L’année dernière, lorsque j’ai proposé à mon compagnon de partir en vacances à la mi-août, il a hésité. Il ne serait pas là pour récolter les tomates dont il s’était tant occupé, ni pour aider les plantations du jardin à supporter les grandes chaleurs. Je me suis sentie partagée : contrariée à l’idée de rester chez nous plutôt que de partir en vacances aux dates souhaitées, et un peu fière qu’il prenne autant à cœur la vie des plantes de notre jardin. Pour le moment je me considère comme quelqu’un dont l’attention n’est pas assez constante pour garder en vie des plantes dont j’ai la responsabilité, aussi je suis très heureuse (et, pour tout dire, soulagée), que mon conjoint soit devenu en à peine 2 ans un jardinier passionné. Nous sommes tout de même partis en vacances une semaine à la mi-août.

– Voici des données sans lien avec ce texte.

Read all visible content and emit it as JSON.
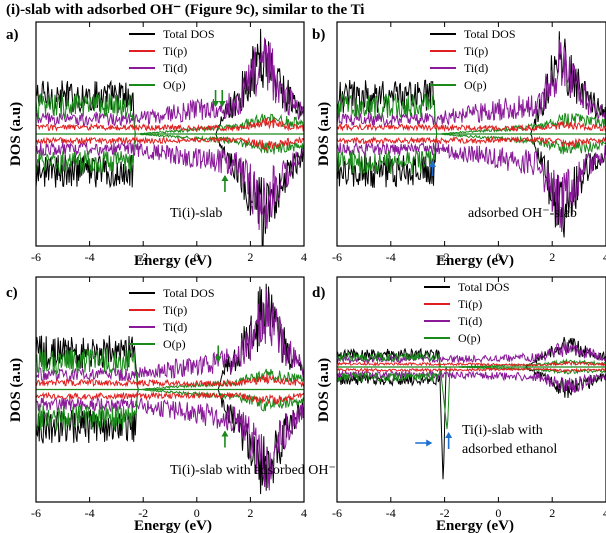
{
  "caption_fragment": "(i)-slab with adsorbed OH⁻ (Figure 9c), similar to the Ti",
  "colors": {
    "Total DOS": "#000000",
    "Ti(p)": "#e02020",
    "Ti(d)": "#8a1a9a",
    "O(p)": "#1a8a1a",
    "arrow_green": "#1a8a1a",
    "arrow_blue": "#1a6fd0"
  },
  "chart_data": [
    {
      "panel": "a)",
      "type": "line",
      "title": "",
      "xlabel": "Energy (eV)",
      "ylabel": "DOS (a.u)",
      "xlim": [
        -6,
        4
      ],
      "xticks": [
        -6,
        -4,
        -2,
        0,
        2,
        4
      ],
      "annotation": "Ti(i)-slab",
      "legend_loc": "top-center",
      "series": [
        {
          "name": "Total DOS",
          "values": [
            [
              -6,
              1.0
            ],
            [
              -2.4,
              1.0
            ],
            [
              -2.3,
              0
            ],
            [
              0.7,
              0
            ],
            [
              1.0,
              0.5
            ],
            [
              1.5,
              0.9
            ],
            [
              2.5,
              2.2
            ],
            [
              3.2,
              1.2
            ],
            [
              4,
              0.5
            ]
          ]
        },
        {
          "name": "Ti(p)",
          "values": [
            [
              -6,
              0.18
            ],
            [
              -2.4,
              0.18
            ],
            [
              1.5,
              0.15
            ],
            [
              2.6,
              0.3
            ],
            [
              4,
              0.15
            ]
          ]
        },
        {
          "name": "Ti(d)",
          "values": [
            [
              -6,
              0.4
            ],
            [
              -2.4,
              0.4
            ],
            [
              1.5,
              0.8
            ],
            [
              2.5,
              2.0
            ],
            [
              3.2,
              1.1
            ],
            [
              4,
              0.5
            ]
          ]
        },
        {
          "name": "O(p)",
          "values": [
            [
              -6,
              0.75
            ],
            [
              -2.4,
              0.75
            ],
            [
              -2.3,
              0
            ],
            [
              1.5,
              0.2
            ],
            [
              2.5,
              0.4
            ],
            [
              4,
              0.3
            ]
          ]
        }
      ],
      "arrows": [
        {
          "x": 0.7,
          "dir": "down",
          "color": "green"
        },
        {
          "x": 0.95,
          "dir": "down",
          "color": "green"
        },
        {
          "x": 1.05,
          "dir": "up",
          "color": "green"
        }
      ]
    },
    {
      "panel": "b)",
      "type": "line",
      "title": "",
      "xlabel": "Energy (eV)",
      "ylabel": "DOS (a.u)",
      "xlim": [
        -6,
        4
      ],
      "xticks": [
        -6,
        -4,
        -2,
        0,
        2,
        4
      ],
      "annotation": "adsorbed OH⁻-slab",
      "legend_loc": "top-center",
      "series": [
        {
          "name": "Total DOS",
          "values": [
            [
              -6,
              1.0
            ],
            [
              -2.4,
              1.0
            ],
            [
              -2.3,
              0
            ],
            [
              1.2,
              0
            ],
            [
              1.5,
              0.6
            ],
            [
              2.3,
              2.1
            ],
            [
              3.2,
              1.0
            ],
            [
              4,
              0.5
            ]
          ]
        },
        {
          "name": "Ti(p)",
          "values": [
            [
              -6,
              0.18
            ],
            [
              -2.4,
              0.18
            ],
            [
              1.5,
              0.15
            ],
            [
              2.5,
              0.25
            ],
            [
              4,
              0.15
            ]
          ]
        },
        {
          "name": "Ti(d)",
          "values": [
            [
              -6,
              0.4
            ],
            [
              -2.4,
              0.4
            ],
            [
              1.5,
              0.8
            ],
            [
              2.3,
              1.9
            ],
            [
              3.2,
              1.0
            ],
            [
              4,
              0.5
            ]
          ]
        },
        {
          "name": "O(p)",
          "values": [
            [
              -6,
              0.75
            ],
            [
              -2.4,
              0.75
            ],
            [
              -2.3,
              0
            ],
            [
              1.5,
              0.2
            ],
            [
              2.5,
              0.4
            ],
            [
              4,
              0.3
            ]
          ]
        }
      ],
      "arrows": [
        {
          "x": -2.45,
          "dir": "up",
          "color": "blue"
        }
      ]
    },
    {
      "panel": "c)",
      "type": "line",
      "title": "",
      "xlabel": "Energy (eV)",
      "ylabel": "DOS (a.u)",
      "xlim": [
        -6,
        4
      ],
      "xticks": [
        -6,
        -4,
        -2,
        0,
        2,
        4
      ],
      "annotation": "Ti(i)-slab with adsorbed OH⁻",
      "legend_loc": "top-center",
      "series": [
        {
          "name": "Total DOS",
          "values": [
            [
              -6,
              1.0
            ],
            [
              -2.3,
              1.0
            ],
            [
              -2.2,
              0
            ],
            [
              0.8,
              0
            ],
            [
              1.0,
              0.5
            ],
            [
              1.5,
              0.9
            ],
            [
              2.6,
              2.2
            ],
            [
              3.3,
              1.1
            ],
            [
              4,
              0.5
            ]
          ]
        },
        {
          "name": "Ti(p)",
          "values": [
            [
              -6,
              0.18
            ],
            [
              -2.3,
              0.18
            ],
            [
              1.5,
              0.15
            ],
            [
              2.6,
              0.3
            ],
            [
              4,
              0.15
            ]
          ]
        },
        {
          "name": "Ti(d)",
          "values": [
            [
              -6,
              0.4
            ],
            [
              -2.3,
              0.4
            ],
            [
              1.5,
              0.8
            ],
            [
              2.6,
              2.0
            ],
            [
              3.3,
              1.1
            ],
            [
              4,
              0.5
            ]
          ]
        },
        {
          "name": "O(p)",
          "values": [
            [
              -6,
              0.75
            ],
            [
              -2.3,
              0.75
            ],
            [
              -2.2,
              0
            ],
            [
              1.5,
              0.2
            ],
            [
              2.5,
              0.4
            ],
            [
              4,
              0.3
            ]
          ]
        }
      ],
      "arrows": [
        {
          "x": 0.8,
          "dir": "down",
          "color": "green"
        },
        {
          "x": 1.05,
          "dir": "up",
          "color": "green"
        }
      ]
    },
    {
      "panel": "d)",
      "type": "line",
      "title": "",
      "xlabel": "Energy (eV)",
      "ylabel": "DOS (a.u)",
      "xlim": [
        -6,
        4
      ],
      "xticks": [
        -6,
        -4,
        -2,
        0,
        2,
        4
      ],
      "annotation_lines": [
        "Ti(i)-slab with",
        "adsorbed ethanol"
      ],
      "legend_loc": "top-center",
      "series": [
        {
          "name": "Total DOS",
          "values": [
            [
              -6,
              0.5
            ],
            [
              -2.2,
              0.5
            ],
            [
              -2.05,
              -4.8
            ],
            [
              -1.95,
              0
            ],
            [
              1.0,
              0
            ],
            [
              2.5,
              0.9
            ],
            [
              4,
              0.4
            ]
          ]
        },
        {
          "name": "Ti(p)",
          "values": [
            [
              -6,
              0.12
            ],
            [
              -2.2,
              0.12
            ],
            [
              1.5,
              0.08
            ],
            [
              2.6,
              0.15
            ],
            [
              4,
              0.1
            ]
          ]
        },
        {
          "name": "Ti(d)",
          "values": [
            [
              -6,
              0.3
            ],
            [
              -2.2,
              0.3
            ],
            [
              1.5,
              0.4
            ],
            [
              2.6,
              0.8
            ],
            [
              4,
              0.35
            ]
          ]
        },
        {
          "name": "O(p)",
          "values": [
            [
              -6,
              0.4
            ],
            [
              -2.2,
              0.4
            ],
            [
              -1.9,
              -2.6
            ],
            [
              -1.8,
              0
            ],
            [
              1.5,
              0.1
            ],
            [
              2.5,
              0.2
            ],
            [
              4,
              0.15
            ]
          ]
        }
      ],
      "arrows": [
        {
          "x": -2.2,
          "dir": "right",
          "color": "blue"
        },
        {
          "x": -1.85,
          "dir": "up",
          "color": "blue"
        }
      ]
    }
  ]
}
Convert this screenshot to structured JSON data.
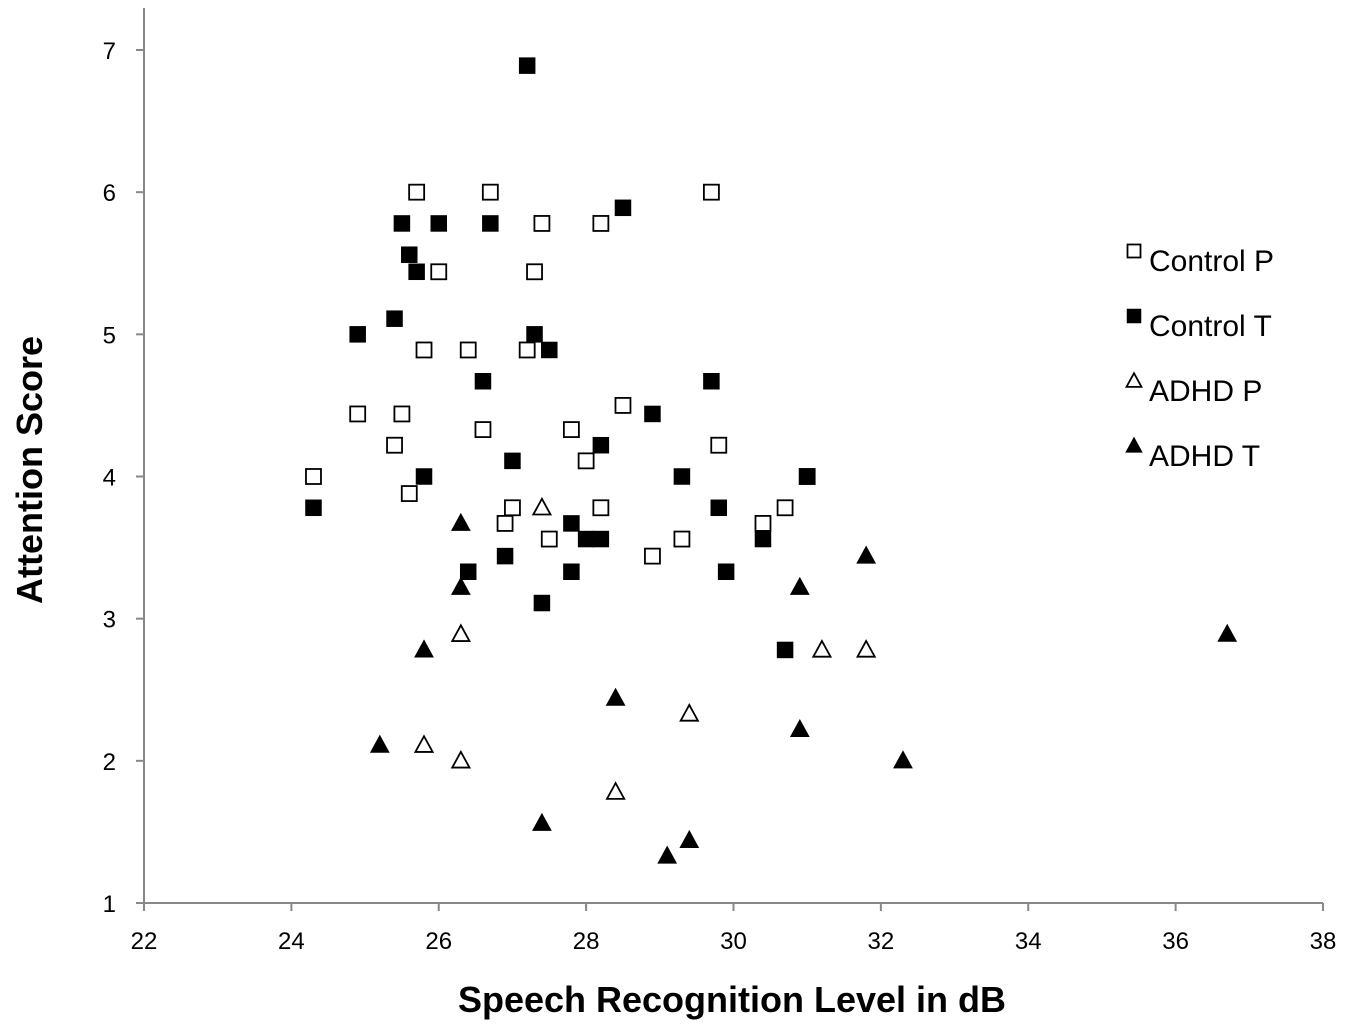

Lui est végétarien, je suis pescetarienne*, et nous mangeons beaucoup d’œufs (non mais vraiment BEAUCOUP), moyen facile et délicieux de consommer tous les acides aminés nécessaires. Mes parents ainsi qu’une famille de copains habitant près de chez nous ont des poules dans leur jardin, du coup c’est un sujet de discussion fréquent et qui nous intéresse, ce qui a fait naître l’envie d’en avoir nous aussi.
Mais une contrainte fait encore obstacle à ce jour : lorsque nous nous absentons de la maison, il faudrait toujours trouver quelqu’un pour les nourrir, pour les sortir le matin et les rentrer le soir. Nous vivons avec un chat, que nous faisons nourrir par nos sympathiques voisin·e·s lorsque nous partons quelques jours. Mais si nous avons aussi des poules, cela impliquerait que les tâches s’accumulent pour les personnes qui nous aident, ou alors qu’elles soient réparties entre davantage de personnes. Pour l’instant, cela nous a empêchés d’aller plus avant côté poupoules. Vous savez ce qu’on dit : « it takes a village » ! Ou alors c’est pour autre chose ? Hum…
L’un des sujets qui sous-tendent mon projet de documentaire est le chassé-croisé entre les gens qui comme moi ont des rêves de retour à la terre (vie rurale, localisme voire communalisme, permaculture, sobriété) et les agriculteurices confronté·e·s chaque jour à cette terre, qui souvent souffrent de se sentir seul·e·s, fatigué·e·s, accusé·e·s de polluer les sols et de maltraiter les bêtes.
Depuis 2018, j’en rencontre de temps en temps pour mon film et je me renseigne sur leurs conditions de vie. Dans mon expérience personnelle, je n’ai eu qu’un minuscule aperçu de ce que ce serait d’avoir la responsabilité du vivant non-humain et… je ne m’en suis pas sentie capable. Mais après avoir rechigné à l’idée de ne pas partir en vacances à cause du jardin ou d’hypothétiques poules, je me suis rendue compte, pas intellectuellement mais émotionnellement, de quelque chose que je ne voyais pas. C’est ça que vivent les agriculteurices, tout le temps, multiplié par 10000, sauf qu’iels ne peuvent pas renoncer. Iels ne peuvent pas facilement s’absenter ni même être temporairement insouciant·e·s, sinon les plantes et les animaux dont iels ont la responsabilité peuvent mourir. Je peux imaginer que c’est une des raisons qui les poussent à aimer et être fier·e·s de leur métier. Mais je suppose que ça peut aussi devenir une charge, surtout dans la mesure où elle ne peut être déposée. Selon des chiffres de l’État publiés en 2011, 51% du territoire français est occupé par des activités agricoles. Nous laissons la responsabilité de ces sols et de la vie qu’il y a dessus à cette corporation, pour le meilleur et pour le pire.
Depuis cette prise de conscience, petite mais frappante, je rêve d’un monde où tout le monde partagerait cette responsabilité, par exemple en aidant les paysan·ne·s à prendre des vacances grâce à des remplacements par des bénévoles formé·e·s, des gens comme vous et moi. À part en créant des histoires pour partager ce rêve ou en militant pour des utopies allant dans le même sens, je n’identifie pas de levier personnel pour rendre ce rêve réel. Mais j’aimerais progresser individuellement en apprenant à accepter moi aussi la responsabilité du vivant.
*L’outil de correction me propose de remplacer ce mot par « shakespearienne » : non non, c’est bien pescetarienne, ce qui veut dire que je mange du poisson et des fruits de mer, et pas d’autres animaux morts.